Unlike hypereutectoid steels, carbon is not deposited as cementite at the grain boundaries, but is absorbed by the surrounding austenite during \(\gamma\)-\(\alpha\)-transformation!

With further cooling, the ferrite grains grow, so that more and more carbon diffuses into the surrounding austenite grains. This leads to a corresponding enrichment of the carbon content in austenite. The respective concentrations can be determined – as is usual in two-phase regions – after approaching the phase boundary and subsequently drawing a vertical line onto the concentration axis. At 750 °C, for example, the carbon content in austenite has increased to approx. 0.6 %, while the carbon concentration in ferrite is of course 0 % due to neglected solubility.

With further cooling and thus increasing ferrite formation, the carbon in the retained austenite accumulates more and more. At 723 °C, the carbon content finally rose to 0.8 %. The retained austenite has now reached the eutectoid composition and is completely saturated, i.e. it can no longer absorb any more carbon. The retained austenite now behaves like a eutectoid steel and finally begins to convert to the eutectoid pearlite at a constant temperature.

Due to the transformation of ferrite from the austenite, it is enriched with carbon until the eutectoid composition is reached at 723 °C and the retained austenite is converted to pearlite.

Thus, the remaining austenite also undergoes the lattice transformation into the carbon-insoluble ferrite structure. The carbon formerly dissolved in the austenite lattice forms the iron carbide compound cementite, which precipitates in lamellar form from the residual austenite during the lattice transformation.

At room temperature, hypoeutectoid steels have a pearlitic basic structure (ferrite grains with embedded cementite lamellae) with the previously formed ferrite grains!

The micrograph below shows a hypoeutectoid steel with 0.45 % carbon (quenched and tempered steel C45). The ferrite grains (white) and pearlite grains (dark stripes) can be seen.

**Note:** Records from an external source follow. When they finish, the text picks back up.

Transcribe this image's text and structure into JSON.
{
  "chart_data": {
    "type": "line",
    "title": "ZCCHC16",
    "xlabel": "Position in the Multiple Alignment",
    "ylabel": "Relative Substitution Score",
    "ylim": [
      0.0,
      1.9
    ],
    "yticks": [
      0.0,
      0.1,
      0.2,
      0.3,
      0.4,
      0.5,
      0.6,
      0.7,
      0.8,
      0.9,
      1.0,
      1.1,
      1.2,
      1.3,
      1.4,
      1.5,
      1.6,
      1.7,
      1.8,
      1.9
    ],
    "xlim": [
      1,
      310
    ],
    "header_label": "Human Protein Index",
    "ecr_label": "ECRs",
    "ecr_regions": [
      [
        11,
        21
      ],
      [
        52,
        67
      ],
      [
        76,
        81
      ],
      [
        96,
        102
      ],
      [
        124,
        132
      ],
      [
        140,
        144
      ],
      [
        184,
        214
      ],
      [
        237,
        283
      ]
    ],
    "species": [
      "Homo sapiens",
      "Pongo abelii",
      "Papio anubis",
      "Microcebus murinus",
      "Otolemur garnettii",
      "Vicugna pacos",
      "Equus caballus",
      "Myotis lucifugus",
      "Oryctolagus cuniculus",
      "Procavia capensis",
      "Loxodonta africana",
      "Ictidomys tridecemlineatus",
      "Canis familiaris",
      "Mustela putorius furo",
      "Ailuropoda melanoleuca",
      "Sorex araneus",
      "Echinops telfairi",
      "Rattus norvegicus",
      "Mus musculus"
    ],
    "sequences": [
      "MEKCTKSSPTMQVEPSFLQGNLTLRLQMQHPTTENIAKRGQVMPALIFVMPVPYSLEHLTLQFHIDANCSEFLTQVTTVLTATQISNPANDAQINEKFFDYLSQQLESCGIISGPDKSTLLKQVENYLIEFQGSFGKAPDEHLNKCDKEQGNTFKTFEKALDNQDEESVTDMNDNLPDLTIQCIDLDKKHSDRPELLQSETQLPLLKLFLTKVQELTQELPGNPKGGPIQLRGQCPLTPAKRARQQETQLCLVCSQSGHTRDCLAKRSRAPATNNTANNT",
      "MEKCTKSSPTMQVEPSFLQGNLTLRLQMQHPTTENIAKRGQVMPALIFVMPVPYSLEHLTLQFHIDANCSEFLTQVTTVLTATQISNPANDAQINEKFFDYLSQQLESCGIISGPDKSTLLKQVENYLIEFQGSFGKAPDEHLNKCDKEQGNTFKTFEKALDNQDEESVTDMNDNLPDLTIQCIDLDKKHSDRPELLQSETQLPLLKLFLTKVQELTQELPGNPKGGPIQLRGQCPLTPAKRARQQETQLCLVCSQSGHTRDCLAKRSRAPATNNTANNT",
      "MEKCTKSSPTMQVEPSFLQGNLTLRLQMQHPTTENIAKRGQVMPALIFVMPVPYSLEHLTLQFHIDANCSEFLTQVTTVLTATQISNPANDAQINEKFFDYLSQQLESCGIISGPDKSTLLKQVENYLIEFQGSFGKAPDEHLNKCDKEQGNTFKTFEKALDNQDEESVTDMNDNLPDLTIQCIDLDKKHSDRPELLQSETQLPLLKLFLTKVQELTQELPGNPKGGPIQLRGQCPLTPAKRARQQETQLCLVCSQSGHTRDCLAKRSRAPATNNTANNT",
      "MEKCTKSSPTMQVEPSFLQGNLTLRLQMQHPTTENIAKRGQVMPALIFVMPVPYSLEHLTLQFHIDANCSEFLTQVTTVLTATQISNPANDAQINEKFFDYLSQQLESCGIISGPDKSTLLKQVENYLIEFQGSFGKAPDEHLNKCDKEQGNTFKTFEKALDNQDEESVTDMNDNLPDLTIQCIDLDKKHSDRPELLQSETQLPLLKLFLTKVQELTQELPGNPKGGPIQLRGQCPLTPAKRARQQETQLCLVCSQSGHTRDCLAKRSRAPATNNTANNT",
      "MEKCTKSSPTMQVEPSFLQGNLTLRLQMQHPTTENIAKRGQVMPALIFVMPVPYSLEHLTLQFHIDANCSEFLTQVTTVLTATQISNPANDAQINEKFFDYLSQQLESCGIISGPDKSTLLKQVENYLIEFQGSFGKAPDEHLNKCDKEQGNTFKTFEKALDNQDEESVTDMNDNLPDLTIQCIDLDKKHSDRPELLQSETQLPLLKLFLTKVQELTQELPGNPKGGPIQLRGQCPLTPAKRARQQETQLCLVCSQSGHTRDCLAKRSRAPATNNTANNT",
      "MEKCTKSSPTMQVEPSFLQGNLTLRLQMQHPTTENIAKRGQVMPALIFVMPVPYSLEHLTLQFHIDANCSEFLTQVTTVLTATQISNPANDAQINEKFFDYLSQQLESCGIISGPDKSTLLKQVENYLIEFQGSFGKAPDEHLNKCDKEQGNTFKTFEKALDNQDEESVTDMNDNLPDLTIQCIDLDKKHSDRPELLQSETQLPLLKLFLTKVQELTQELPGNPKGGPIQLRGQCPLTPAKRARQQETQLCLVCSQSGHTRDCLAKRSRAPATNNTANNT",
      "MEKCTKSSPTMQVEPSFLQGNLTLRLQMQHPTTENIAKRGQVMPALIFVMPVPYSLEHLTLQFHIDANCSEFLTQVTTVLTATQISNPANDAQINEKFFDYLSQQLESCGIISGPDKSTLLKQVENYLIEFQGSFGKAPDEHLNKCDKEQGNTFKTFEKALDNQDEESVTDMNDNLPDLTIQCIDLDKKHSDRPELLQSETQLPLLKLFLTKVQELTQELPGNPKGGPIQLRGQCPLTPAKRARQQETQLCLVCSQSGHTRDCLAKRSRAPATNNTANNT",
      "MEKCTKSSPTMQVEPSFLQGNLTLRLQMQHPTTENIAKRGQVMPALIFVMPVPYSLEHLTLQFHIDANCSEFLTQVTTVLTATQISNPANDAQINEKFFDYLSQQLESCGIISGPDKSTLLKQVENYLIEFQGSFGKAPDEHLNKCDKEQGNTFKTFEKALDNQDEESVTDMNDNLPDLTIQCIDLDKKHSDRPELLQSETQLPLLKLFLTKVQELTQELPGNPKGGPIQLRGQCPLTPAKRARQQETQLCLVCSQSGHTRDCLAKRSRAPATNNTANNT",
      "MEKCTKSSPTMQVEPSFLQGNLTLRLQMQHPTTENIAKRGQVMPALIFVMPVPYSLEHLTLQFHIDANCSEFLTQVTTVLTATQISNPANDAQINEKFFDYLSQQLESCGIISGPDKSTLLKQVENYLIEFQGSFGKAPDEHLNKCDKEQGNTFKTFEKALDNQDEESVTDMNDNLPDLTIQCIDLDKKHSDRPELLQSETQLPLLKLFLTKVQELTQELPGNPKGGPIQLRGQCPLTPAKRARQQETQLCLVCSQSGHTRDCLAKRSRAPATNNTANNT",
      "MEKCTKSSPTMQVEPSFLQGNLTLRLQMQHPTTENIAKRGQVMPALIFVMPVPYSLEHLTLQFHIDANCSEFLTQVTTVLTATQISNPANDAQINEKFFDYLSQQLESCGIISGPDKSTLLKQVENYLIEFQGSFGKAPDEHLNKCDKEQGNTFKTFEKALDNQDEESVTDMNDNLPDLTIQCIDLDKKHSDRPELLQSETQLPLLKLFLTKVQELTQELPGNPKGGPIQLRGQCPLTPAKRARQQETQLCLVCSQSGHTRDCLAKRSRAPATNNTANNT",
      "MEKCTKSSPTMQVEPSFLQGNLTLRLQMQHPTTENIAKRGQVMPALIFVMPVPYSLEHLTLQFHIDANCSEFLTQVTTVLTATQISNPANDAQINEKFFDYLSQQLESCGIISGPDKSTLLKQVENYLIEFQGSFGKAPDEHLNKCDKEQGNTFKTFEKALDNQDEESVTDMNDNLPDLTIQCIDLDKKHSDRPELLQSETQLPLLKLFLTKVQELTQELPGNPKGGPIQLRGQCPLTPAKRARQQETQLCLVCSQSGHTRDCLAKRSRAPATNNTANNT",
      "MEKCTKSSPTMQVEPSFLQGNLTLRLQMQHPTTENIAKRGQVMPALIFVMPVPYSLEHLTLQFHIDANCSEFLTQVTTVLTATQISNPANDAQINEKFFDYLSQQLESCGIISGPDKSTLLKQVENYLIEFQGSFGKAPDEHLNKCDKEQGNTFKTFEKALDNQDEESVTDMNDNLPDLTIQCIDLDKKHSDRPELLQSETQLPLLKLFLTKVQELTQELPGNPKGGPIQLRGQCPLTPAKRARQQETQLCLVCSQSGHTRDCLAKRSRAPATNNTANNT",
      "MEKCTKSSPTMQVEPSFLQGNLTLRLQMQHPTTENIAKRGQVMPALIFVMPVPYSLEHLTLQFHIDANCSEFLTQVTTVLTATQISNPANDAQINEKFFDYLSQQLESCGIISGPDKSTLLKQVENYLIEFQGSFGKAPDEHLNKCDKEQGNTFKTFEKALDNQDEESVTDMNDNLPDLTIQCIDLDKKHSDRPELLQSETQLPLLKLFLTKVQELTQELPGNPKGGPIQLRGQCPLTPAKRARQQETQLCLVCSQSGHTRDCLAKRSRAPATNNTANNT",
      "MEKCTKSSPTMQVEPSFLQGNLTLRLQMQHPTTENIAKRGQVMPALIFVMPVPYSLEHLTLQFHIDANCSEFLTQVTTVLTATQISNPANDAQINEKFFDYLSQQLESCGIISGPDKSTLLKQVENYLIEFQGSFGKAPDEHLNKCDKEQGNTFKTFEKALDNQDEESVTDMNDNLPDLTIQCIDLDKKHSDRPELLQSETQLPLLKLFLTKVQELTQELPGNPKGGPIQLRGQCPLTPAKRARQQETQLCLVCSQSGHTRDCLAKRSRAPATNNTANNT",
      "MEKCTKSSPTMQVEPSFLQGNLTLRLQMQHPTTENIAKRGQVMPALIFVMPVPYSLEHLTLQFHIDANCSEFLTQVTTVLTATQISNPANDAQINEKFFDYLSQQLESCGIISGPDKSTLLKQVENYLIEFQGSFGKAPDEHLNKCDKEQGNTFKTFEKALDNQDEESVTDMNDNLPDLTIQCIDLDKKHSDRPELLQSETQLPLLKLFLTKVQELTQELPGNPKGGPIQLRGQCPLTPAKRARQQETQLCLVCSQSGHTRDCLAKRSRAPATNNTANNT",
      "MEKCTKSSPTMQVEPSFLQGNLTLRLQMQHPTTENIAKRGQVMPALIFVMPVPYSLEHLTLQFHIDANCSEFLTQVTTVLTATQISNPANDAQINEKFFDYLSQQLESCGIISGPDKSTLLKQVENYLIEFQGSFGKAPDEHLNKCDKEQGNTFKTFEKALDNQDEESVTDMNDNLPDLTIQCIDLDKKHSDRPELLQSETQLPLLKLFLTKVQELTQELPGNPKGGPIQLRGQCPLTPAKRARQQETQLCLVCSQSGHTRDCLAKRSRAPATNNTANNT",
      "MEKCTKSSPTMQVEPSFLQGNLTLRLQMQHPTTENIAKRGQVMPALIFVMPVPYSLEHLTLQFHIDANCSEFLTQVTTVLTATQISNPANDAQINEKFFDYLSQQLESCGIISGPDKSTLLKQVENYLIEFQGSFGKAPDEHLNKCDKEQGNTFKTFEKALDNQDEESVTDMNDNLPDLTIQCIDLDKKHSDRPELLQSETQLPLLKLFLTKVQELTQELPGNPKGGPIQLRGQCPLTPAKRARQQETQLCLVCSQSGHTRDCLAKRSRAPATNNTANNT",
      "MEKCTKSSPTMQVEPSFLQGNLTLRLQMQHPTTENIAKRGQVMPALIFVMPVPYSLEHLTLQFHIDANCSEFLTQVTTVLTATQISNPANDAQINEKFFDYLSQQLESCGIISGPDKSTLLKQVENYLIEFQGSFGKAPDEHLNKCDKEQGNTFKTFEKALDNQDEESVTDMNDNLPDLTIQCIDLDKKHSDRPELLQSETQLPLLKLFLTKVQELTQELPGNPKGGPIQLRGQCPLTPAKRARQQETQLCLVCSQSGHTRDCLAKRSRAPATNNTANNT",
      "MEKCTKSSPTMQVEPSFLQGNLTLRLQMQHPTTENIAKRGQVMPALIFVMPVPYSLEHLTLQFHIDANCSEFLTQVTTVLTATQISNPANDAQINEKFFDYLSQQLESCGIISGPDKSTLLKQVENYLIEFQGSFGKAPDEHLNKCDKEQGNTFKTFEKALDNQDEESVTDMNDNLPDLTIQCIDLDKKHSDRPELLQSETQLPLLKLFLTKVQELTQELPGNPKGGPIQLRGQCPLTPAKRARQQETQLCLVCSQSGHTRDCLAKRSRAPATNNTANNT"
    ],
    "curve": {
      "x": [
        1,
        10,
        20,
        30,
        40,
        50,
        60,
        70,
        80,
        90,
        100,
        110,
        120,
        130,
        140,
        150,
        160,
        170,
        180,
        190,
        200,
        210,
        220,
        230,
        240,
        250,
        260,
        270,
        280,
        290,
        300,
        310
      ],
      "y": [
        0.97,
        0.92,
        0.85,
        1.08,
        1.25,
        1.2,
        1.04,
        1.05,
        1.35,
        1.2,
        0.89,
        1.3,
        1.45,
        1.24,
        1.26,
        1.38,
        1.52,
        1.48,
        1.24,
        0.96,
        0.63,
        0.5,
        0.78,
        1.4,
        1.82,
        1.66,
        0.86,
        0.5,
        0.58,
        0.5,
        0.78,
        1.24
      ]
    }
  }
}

In comparison, a microstructure of a hypoeutectoid steel with a higher carbon content of 0.60 % (quenched and tempered steel C60) is shown. Due to the higher carbon concentration, the C60 also has a significantly higher pearlite content in the microstructure.

Micrograph of hypoeutectoid steel with a carbon content of 0.45 % (C45)
Figure: Micrograph of hypoeutectoid steel with a carbon content of 0.45 % (C45)
Micrograph of hypoeutectoid steel with a carbon content of 0.6 % (C60)
Figure: Micrograph of hypoeutectoid steel with a carbon content of 0.6 % (C60)

Note

Note that the \(\gamma\)-\(\alpha\)-conversion is always completed at 723 °C regardless of the actual carbon concentration of the steel, as the retained austenite has always reached the eutectoid composition of 0.8 % carbon at this temperature. This applies not only to hypoeutectoid steels but also to hypereutectoid steels!

While for hypoeutectoid steels the carbon concentration in residual austenite accumulates up to 0.8 % carbon due to ferrite precipitation, for hypereutectoid steels the carbon concentration in residual austenite decreases due to cementite precipitation at the grain boundaries until 0.8 % carbon is also reached there. In both cases, this eutectoid composition of retained austenite is reached at a temperature of 723 °C and the retained austenite always decomposes to pearlite at this constant temperature.